Les demandeurs invoquent, à l'appui de leur pourvoi, un moyen de cassation.
Le dossier a été communiqué au procureur général.
Sur le rapport de M. Alt, conseiller, les observations de la SAS Hannotin Avocats, avocat de M. et Mme [I], de la SCP Foussard et Froger, avocat du directeur régional des finances publiques d'Ile-de-France et du département de Paris, agissant sous l'autorité du directeur général des finances publiques, après débats en l'audience publique du 17 septembre 2024 où étaient présents M. Vigneau, président, M. Alt, conseiller rapporteur, M. Ponsot, conseiller doyen, et Mme Bendjebbour, greffier de chambre,
la chambre commerciale, financière et économique de la Cour de cassation, composée des président et conseillers précités, après en avoir délibéré conformément à la loi, a rendu le présent arrêt.
Faits et procédure
1. Selon l'arrêt attaqué (Rouen, 17 novembre 2021), afin de bénéficier d'une réduction d'impôt de solidarité sur la fortune (ISF) en application de l'article 885-0 V bis du code général des impôts, M. et Mme [I] ont joint à leurs déclarations d'ISF des années 2009 et 2010 une attestation de la société Finaréa du Maine certifiant qu'ils avaient investi une certaine somme dans le capital de cette société, se présentant comme une société holding animatrice de groupe.

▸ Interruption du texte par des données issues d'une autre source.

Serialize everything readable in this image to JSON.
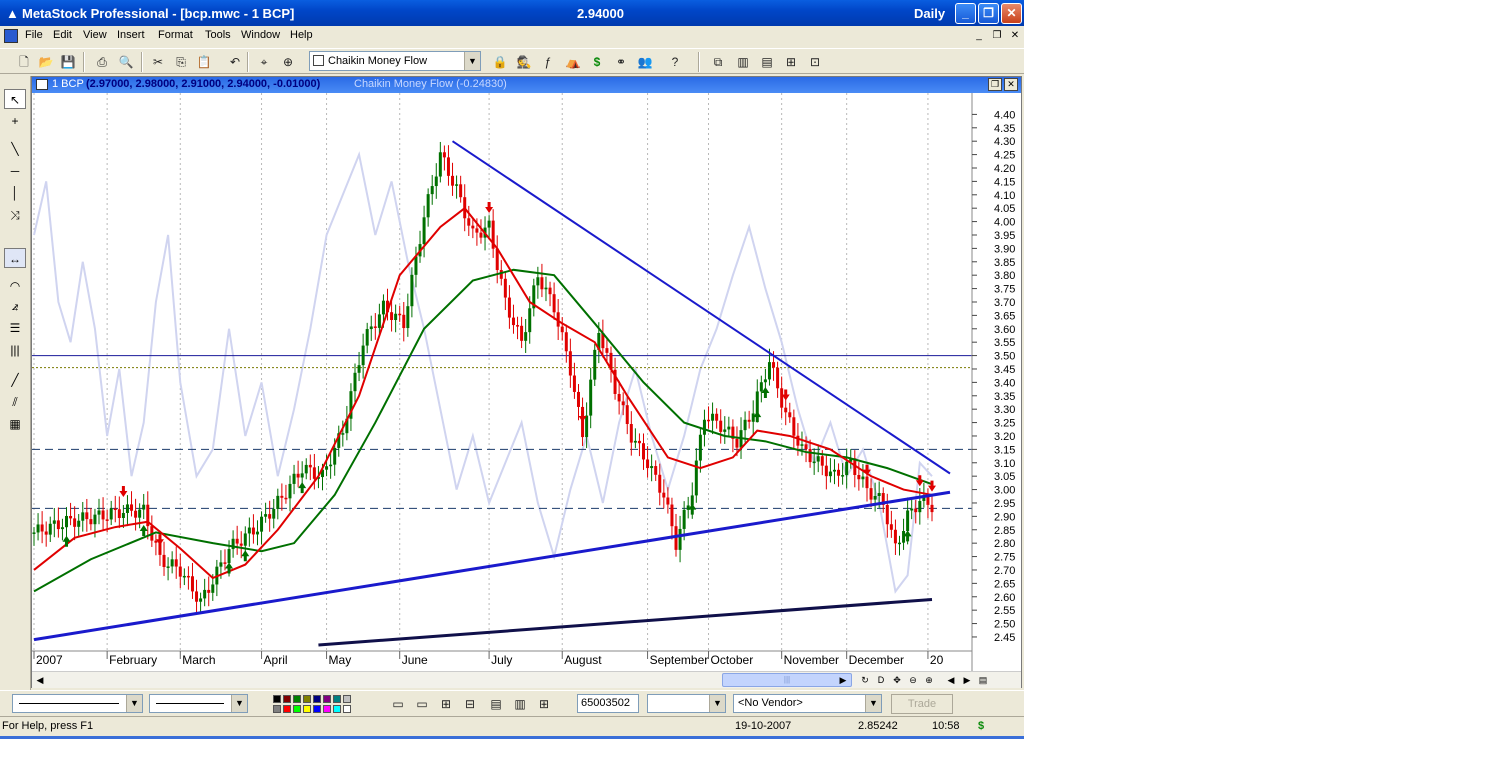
{
  "titlebar": {
    "title": "MetaStock Professional - [bcp.mwc - 1 BCP]",
    "last_price": "2.94000",
    "periodicity": "Daily",
    "min_glyph": "_",
    "max_glyph": "❐",
    "close_glyph": "✕"
  },
  "menu": {
    "items": [
      "File",
      "Edit",
      "View",
      "Insert",
      "Format",
      "Tools",
      "Window",
      "Help"
    ],
    "mdi_min": "_",
    "mdi_restore": "❐",
    "mdi_close": "✕"
  },
  "toolbar": {
    "indicator_select": "Chaikin Money Flow",
    "dropdown_glyph": "▼"
  },
  "chart": {
    "header_security": "1 BCP",
    "header_ohlc": "(2.97000, 2.98000, 2.91000, 2.94000, -0.01000)",
    "header_indicator": "Chaikin Money Flow (-0.24830)",
    "restore_glyph": "❐",
    "close_glyph": "✕"
  },
  "chart_data": {
    "type": "candlestick",
    "security": "BCP",
    "periodicity": "Daily",
    "x_labels": [
      "2007",
      "February",
      "March",
      "April",
      "May",
      "June",
      "July",
      "August",
      "September",
      "October",
      "November",
      "December",
      "20"
    ],
    "y_ticks": [
      "4.40",
      "4.35",
      "4.30",
      "4.25",
      "4.20",
      "4.15",
      "4.10",
      "4.05",
      "4.00",
      "3.95",
      "3.90",
      "3.85",
      "3.80",
      "3.75",
      "3.70",
      "3.65",
      "3.60",
      "3.55",
      "3.50",
      "3.45",
      "3.40",
      "3.35",
      "3.30",
      "3.25",
      "3.20",
      "3.15",
      "3.10",
      "3.05",
      "3.00",
      "2.95",
      "2.90",
      "2.85",
      "2.80",
      "2.75",
      "2.70",
      "2.65",
      "2.60",
      "2.55",
      "2.50",
      "2.45"
    ],
    "ylim": [
      2.42,
      4.45
    ],
    "price_series": [
      {
        "day": 0,
        "close": 2.84
      },
      {
        "day": 8,
        "close": 2.88
      },
      {
        "day": 16,
        "close": 2.9
      },
      {
        "day": 22,
        "close": 2.92
      },
      {
        "day": 27,
        "close": 2.92
      },
      {
        "day": 31,
        "close": 2.74
      },
      {
        "day": 36,
        "close": 2.7
      },
      {
        "day": 41,
        "close": 2.58
      },
      {
        "day": 44,
        "close": 2.66
      },
      {
        "day": 48,
        "close": 2.78
      },
      {
        "day": 55,
        "close": 2.86
      },
      {
        "day": 61,
        "close": 2.97
      },
      {
        "day": 66,
        "close": 3.08
      },
      {
        "day": 71,
        "close": 3.05
      },
      {
        "day": 76,
        "close": 3.22
      },
      {
        "day": 81,
        "close": 3.55
      },
      {
        "day": 86,
        "close": 3.68
      },
      {
        "day": 91,
        "close": 3.62
      },
      {
        "day": 96,
        "close": 4.02
      },
      {
        "day": 100,
        "close": 4.25
      },
      {
        "day": 104,
        "close": 4.12
      },
      {
        "day": 108,
        "close": 3.95
      },
      {
        "day": 112,
        "close": 3.98
      },
      {
        "day": 116,
        "close": 3.7
      },
      {
        "day": 120,
        "close": 3.55
      },
      {
        "day": 124,
        "close": 3.8
      },
      {
        "day": 128,
        "close": 3.68
      },
      {
        "day": 132,
        "close": 3.45
      },
      {
        "day": 135,
        "close": 3.2
      },
      {
        "day": 139,
        "close": 3.6
      },
      {
        "day": 143,
        "close": 3.38
      },
      {
        "day": 147,
        "close": 3.2
      },
      {
        "day": 151,
        "close": 3.1
      },
      {
        "day": 155,
        "close": 2.98
      },
      {
        "day": 158,
        "close": 2.8
      },
      {
        "day": 162,
        "close": 3.0
      },
      {
        "day": 165,
        "close": 3.28
      },
      {
        "day": 169,
        "close": 3.24
      },
      {
        "day": 173,
        "close": 3.18
      },
      {
        "day": 177,
        "close": 3.3
      },
      {
        "day": 181,
        "close": 3.48
      },
      {
        "day": 185,
        "close": 3.28
      },
      {
        "day": 189,
        "close": 3.15
      },
      {
        "day": 193,
        "close": 3.1
      },
      {
        "day": 197,
        "close": 3.05
      },
      {
        "day": 201,
        "close": 3.1
      },
      {
        "day": 205,
        "close": 3.0
      },
      {
        "day": 209,
        "close": 2.95
      },
      {
        "day": 212,
        "close": 2.78
      },
      {
        "day": 215,
        "close": 2.9
      },
      {
        "day": 218,
        "close": 2.96
      },
      {
        "day": 221,
        "close": 2.94
      }
    ],
    "series": [
      {
        "name": "",
        "color": "#e00000",
        "values_by_day": [
          [
            0,
            2.7
          ],
          [
            10,
            2.82
          ],
          [
            20,
            2.86
          ],
          [
            28,
            2.88
          ],
          [
            36,
            2.78
          ],
          [
            44,
            2.67
          ],
          [
            52,
            2.72
          ],
          [
            60,
            2.85
          ],
          [
            70,
            3.05
          ],
          [
            80,
            3.35
          ],
          [
            90,
            3.8
          ],
          [
            100,
            3.98
          ],
          [
            106,
            4.05
          ],
          [
            114,
            3.9
          ],
          [
            122,
            3.7
          ],
          [
            130,
            3.62
          ],
          [
            138,
            3.55
          ],
          [
            146,
            3.35
          ],
          [
            156,
            3.12
          ],
          [
            164,
            3.08
          ],
          [
            172,
            3.12
          ],
          [
            178,
            3.22
          ],
          [
            186,
            3.2
          ],
          [
            196,
            3.15
          ],
          [
            206,
            3.05
          ],
          [
            214,
            3.0
          ],
          [
            221,
            2.98
          ]
        ]
      },
      {
        "name": "",
        "color": "#007000",
        "values_by_day": [
          [
            0,
            2.62
          ],
          [
            14,
            2.74
          ],
          [
            30,
            2.84
          ],
          [
            44,
            2.8
          ],
          [
            56,
            2.77
          ],
          [
            64,
            2.8
          ],
          [
            74,
            2.98
          ],
          [
            84,
            3.25
          ],
          [
            96,
            3.6
          ],
          [
            108,
            3.78
          ],
          [
            118,
            3.82
          ],
          [
            128,
            3.8
          ],
          [
            138,
            3.62
          ],
          [
            150,
            3.4
          ],
          [
            160,
            3.25
          ],
          [
            170,
            3.2
          ],
          [
            180,
            3.18
          ],
          [
            190,
            3.14
          ],
          [
            200,
            3.12
          ],
          [
            210,
            3.08
          ],
          [
            221,
            3.02
          ]
        ]
      },
      {
        "name": "",
        "color": "#d0d4f0",
        "values_by_day": [
          [
            0,
            3.95
          ],
          [
            3,
            4.15
          ],
          [
            6,
            3.7
          ],
          [
            9,
            3.55
          ],
          [
            12,
            3.85
          ],
          [
            15,
            3.6
          ],
          [
            18,
            3.2
          ],
          [
            21,
            3.45
          ],
          [
            24,
            3.05
          ],
          [
            27,
            3.25
          ],
          [
            30,
            3.7
          ],
          [
            33,
            3.95
          ],
          [
            36,
            3.4
          ],
          [
            40,
            3.05
          ],
          [
            44,
            3.15
          ],
          [
            48,
            3.6
          ],
          [
            52,
            3.2
          ],
          [
            56,
            3.4
          ],
          [
            60,
            3.05
          ],
          [
            64,
            3.3
          ],
          [
            68,
            3.6
          ],
          [
            72,
            3.95
          ],
          [
            76,
            4.1
          ],
          [
            80,
            4.25
          ],
          [
            84,
            3.95
          ],
          [
            88,
            4.15
          ],
          [
            92,
            3.85
          ],
          [
            96,
            3.6
          ],
          [
            100,
            3.3
          ],
          [
            104,
            3.0
          ],
          [
            108,
            3.2
          ],
          [
            112,
            2.95
          ],
          [
            116,
            3.1
          ],
          [
            120,
            3.25
          ],
          [
            124,
            2.95
          ],
          [
            128,
            2.75
          ],
          [
            132,
            3.0
          ],
          [
            136,
            3.2
          ],
          [
            140,
            2.95
          ],
          [
            144,
            3.25
          ],
          [
            148,
            3.45
          ],
          [
            152,
            3.2
          ],
          [
            156,
            3.0
          ],
          [
            160,
            3.2
          ],
          [
            164,
            3.45
          ],
          [
            168,
            3.6
          ],
          [
            172,
            3.8
          ],
          [
            176,
            3.98
          ],
          [
            180,
            3.75
          ],
          [
            184,
            3.55
          ],
          [
            188,
            3.3
          ],
          [
            192,
            3.1
          ],
          [
            196,
            3.25
          ],
          [
            200,
            3.05
          ],
          [
            204,
            3.15
          ],
          [
            208,
            2.95
          ],
          [
            212,
            2.62
          ],
          [
            215,
            2.68
          ],
          [
            218,
            3.1
          ],
          [
            221,
            3.05
          ]
        ]
      }
    ],
    "annotations": {
      "horizontal_lines": [
        3.5,
        3.455,
        3.15,
        2.93
      ],
      "resistance_trendline": [
        [
          103,
          4.3
        ],
        [
          221,
          3.06
        ]
      ],
      "support_trendline": [
        [
          0,
          2.44
        ],
        [
          221,
          2.99
        ]
      ],
      "lower_channel_line": [
        [
          70,
          2.42
        ],
        [
          221,
          2.59
        ]
      ]
    }
  },
  "bottom_toolbar": {
    "line_style_value": "",
    "line_weight_value": "",
    "volume_field": "65003502",
    "empty_combo": "",
    "vendor_select": "<No Vendor>",
    "trade_label": "Trade",
    "dropdown_glyph": "▼"
  },
  "status": {
    "help_text": "For Help, press F1",
    "date": "19-10-2007",
    "value": "2.85242",
    "time": "10:58",
    "dollar_glyph": "$"
  }
}
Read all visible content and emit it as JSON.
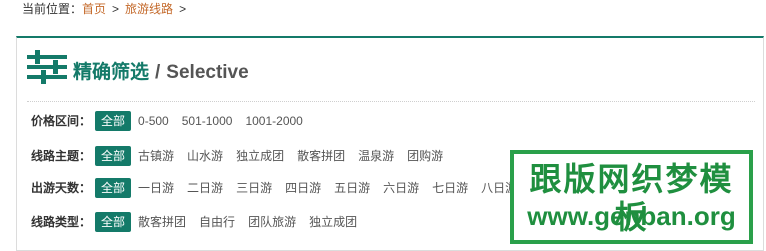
{
  "breadcrumb": {
    "prefix": "当前位置：",
    "home": "首页",
    "separator": ">",
    "current": "旅游线路",
    "trailing_separator": ">"
  },
  "panel": {
    "title_cn": "精确筛选",
    "slash": "/",
    "title_en": "Selective"
  },
  "filters": {
    "price": {
      "label": "价格区间：",
      "options": [
        "全部",
        "0-500",
        "501-1000",
        "1001-2000"
      ],
      "active_index": 0
    },
    "theme": {
      "label": "线路主题：",
      "options": [
        "全部",
        "古镇游",
        "山水游",
        "独立成团",
        "散客拼团",
        "温泉游",
        "团购游"
      ],
      "active_index": 0
    },
    "days": {
      "label": "出游天数：",
      "options": [
        "全部",
        "一日游",
        "二日游",
        "三日游",
        "四日游",
        "五日游",
        "六日游",
        "七日游",
        "八日游"
      ],
      "active_index": 0
    },
    "type": {
      "label": "线路类型：",
      "options": [
        "全部",
        "散客拼团",
        "自由行",
        "团队旅游",
        "独立成团"
      ],
      "active_index": 0
    }
  },
  "watermark": {
    "cn": "跟版网织梦模板",
    "en": "www.genban.org"
  },
  "colors": {
    "accent": "#147a69",
    "link": "#c4692a",
    "watermark": "#1f8f3f"
  },
  "icons": {
    "panel_icon": "filter-sliders-icon"
  }
}
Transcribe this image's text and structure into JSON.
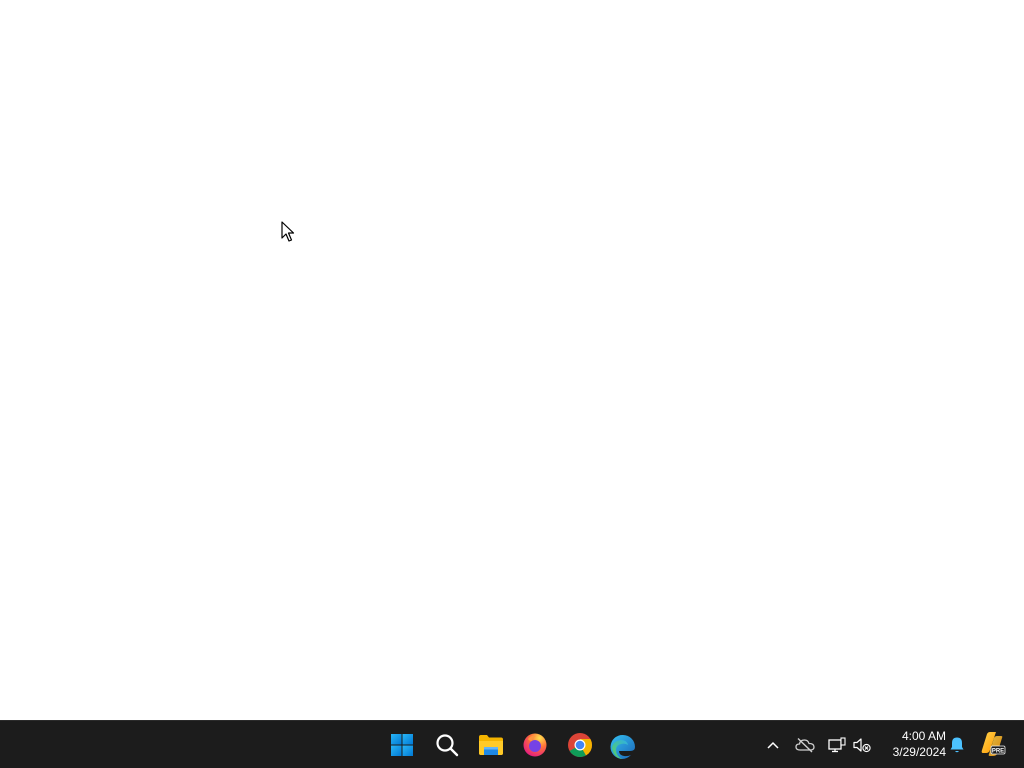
{
  "taskbar": {
    "pinned": [
      {
        "name": "Start",
        "icon": "windows-logo-icon"
      },
      {
        "name": "Search",
        "icon": "search-icon"
      },
      {
        "name": "File Explorer",
        "icon": "folder-icon"
      },
      {
        "name": "Firefox",
        "icon": "firefox-icon"
      },
      {
        "name": "Google Chrome",
        "icon": "chrome-icon"
      },
      {
        "name": "Microsoft Edge",
        "icon": "edge-icon"
      }
    ],
    "tray": {
      "icons": [
        "chevron-up-icon",
        "onedrive-offline-icon",
        "network-icon",
        "volume-muted-icon",
        "notification-bell-icon",
        "copilot-pre-icon"
      ],
      "copilot_badge": "PRE",
      "time": "4:00 AM",
      "date": "3/29/2024"
    }
  },
  "colors": {
    "taskbar_bg": "#1c1c1c",
    "desktop_bg": "#ffffff",
    "accent": "#0078d4"
  }
}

2. Considérant que la société Finaréa du Maine n'avait pas cette qualité, de sorte que M. et Mme [I] ne pouvaient prétendre à l'avantage en cause, l'administration fiscale leur a adressé une proposition de rectification.
3. Après rejet de leur réclamation contentieuse, M. et Mme [I] ont assigné l'administration fiscale afin d'obtenir la décharge des impositions réclamées.
Examen du moyen
Sur le moyen, pris en sa sixième branche
En application de l'article 1014 alinéa 2 du code de procédure civile, il n'y a pas lieu de statuer par une décision spécialement motivée sur ce grief qui est irrecevable.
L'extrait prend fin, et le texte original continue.